JASIC Volume. 4, Issue 1 (2023)

Contributor(s)

Yuma Erick, Chinecheremu Umezuruike, Nasasira Jossy, Balyejusa Gusite
 

Keywords

Machine Learning Kakira Sugar Limited Random Forest Regression Decision Tree Regression Machine Learning Algorithm Multiple Linear Regression
 

Download Full-text (PDF)

... Download File [ 0.52 MB ]
 
Go Back

Development of a machine learning regression model for accurate sugarcane crop yield prediction, Jinja – Uganda

Abstract: Sugarcane is one of the key crops grown worldwide and used for sugar processing, food, alcohol, biogas, fertilizer, and other products. There is a problem with Sugarcane yield prediction, yields aren’t accurately predicted, and this creates an impact on yields. This research looks at identifying methods used for the prediction, design, development, and evaluation of the three machine learning regression models used for predicting sugarcane yields in Uganda. This research was implemented using Data Science methodology, several machine learning algorithms for prediction of yields on dataset have been analyzed. The collected and analyzed dataset in this research had one output/ dependent variable and eight independent variables. The algorithms used to develop the prediction models are the Multiple Linear Regression algorithm, Decision Tree Regression algorithm, and Random Forest Regression algorithm to predict the output.
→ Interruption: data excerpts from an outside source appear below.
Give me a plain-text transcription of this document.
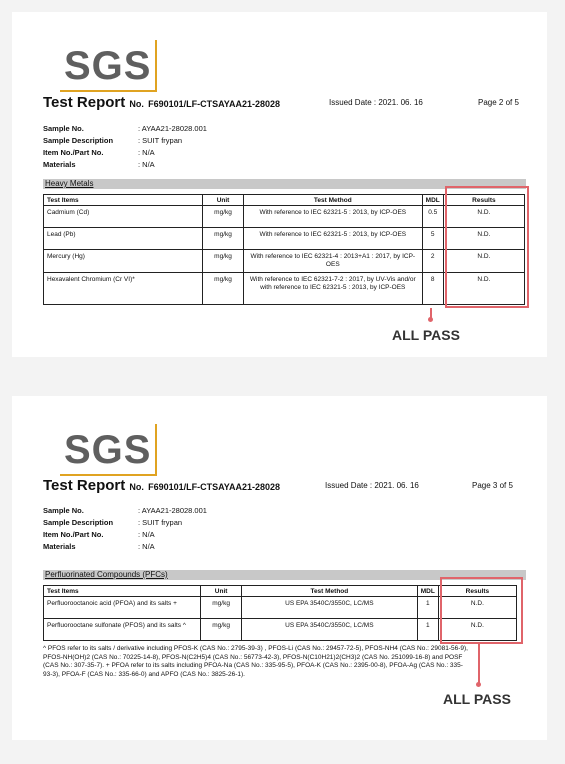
SGS
Test Report No. F690101/LF-CTSAYAA21-28028	Issued Date : 2021. 06. 16	Page 2 of 5
Sample No.	: AYAA21-28028.001
Sample Description	: SUIT frypan
Item No./Part No.	: N/A
Materials	: N/A
Heavy Metals
Test Items	Unit	Test Method	MDL	Results
Cadmium (Cd)	mg/kg	With reference to IEC 62321-5 : 2013, by ICP-OES	0.5	N.D.
Lead (Pb)	mg/kg	With reference to IEC 62321-5 : 2013, by ICP-OES	5	N.D.
Mercury (Hg)	mg/kg	With reference to IEC 62321-4 : 2013+A1 : 2017, by ICP-OES	2	N.D.
Hexavalent Chromium (Cr VI)*	mg/kg	With reference to IEC 62321-7-2 : 2017, by UV-Vis and/or with reference to IEC 62321-5 : 2013, by ICP-OES	8	N.D.
ALL PASS
SGS
Test Report No. F690101/LF-CTSAYAA21-28028	Issued Date : 2021. 06. 16	Page 3 of 5
Sample No.	: AYAA21-28028.001
Sample Description	: SUIT frypan
Item No./Part No.	: N/A
Materials	: N/A
Perfluorinated Compounds (PFCs)
Test Items	Unit	Test Method	MDL	Results
Perfluorooctanoic acid (PFOA) and its salts +	mg/kg	US EPA 3540C/3550C, LC/MS	1	N.D.
Perfluorooctane sulfonate (PFOS) and its salts ^	mg/kg	US EPA 3540C/3550C, LC/MS	1	N.D.
^ PFOS refer to its salts / derivative including PFOS-K (CAS No.: 2795-39-3) , PFOS-Li (CAS No.: 29457-72-5), PFOS-NH4 (CAS No.: 29081-56-9), PFOS-NH(OH)2 (CAS No.: 70225-14-8), PFOS-N(C2H5)4 (CAS No.: 56773-42-3), PFOS-N(C10H21)2(CH3)2 (CAS No. 251099-16-8) and POSF (CAS No.: 307-35-7). + PFOA refer to its salts including PFOA-Na (CAS No.: 335-95-5), PFOA-K (CAS No.: 2395-00-8), PFOA-Ag (CAS No.: 335-93-3), PFOA-F (CAS No.: 335-66-0) and APFO (CAS No.: 3825-26-1).
ALL PASS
The dataset of 3 years, 2019, 2020, and 2022 was considered and merged to train and test the model at a ratio of 80% to 20%. The accuracies of the individual models were compared after training, testing the dataset, and evaluation. The multiple Linear regression model results indicate that out of 100%, the model accuracy was 76.5%, the Decision Tree Regression Model scored 89.2%, Random Forest Regression Model was 94.6%. The random forest model came out as the best model. The Random Forest model has a percentage improvement of 60.4%. In future research, researchers can work on, A web-based machine learning model, Deep learning methods used to improve the model and more data can be used to improve the accuracy.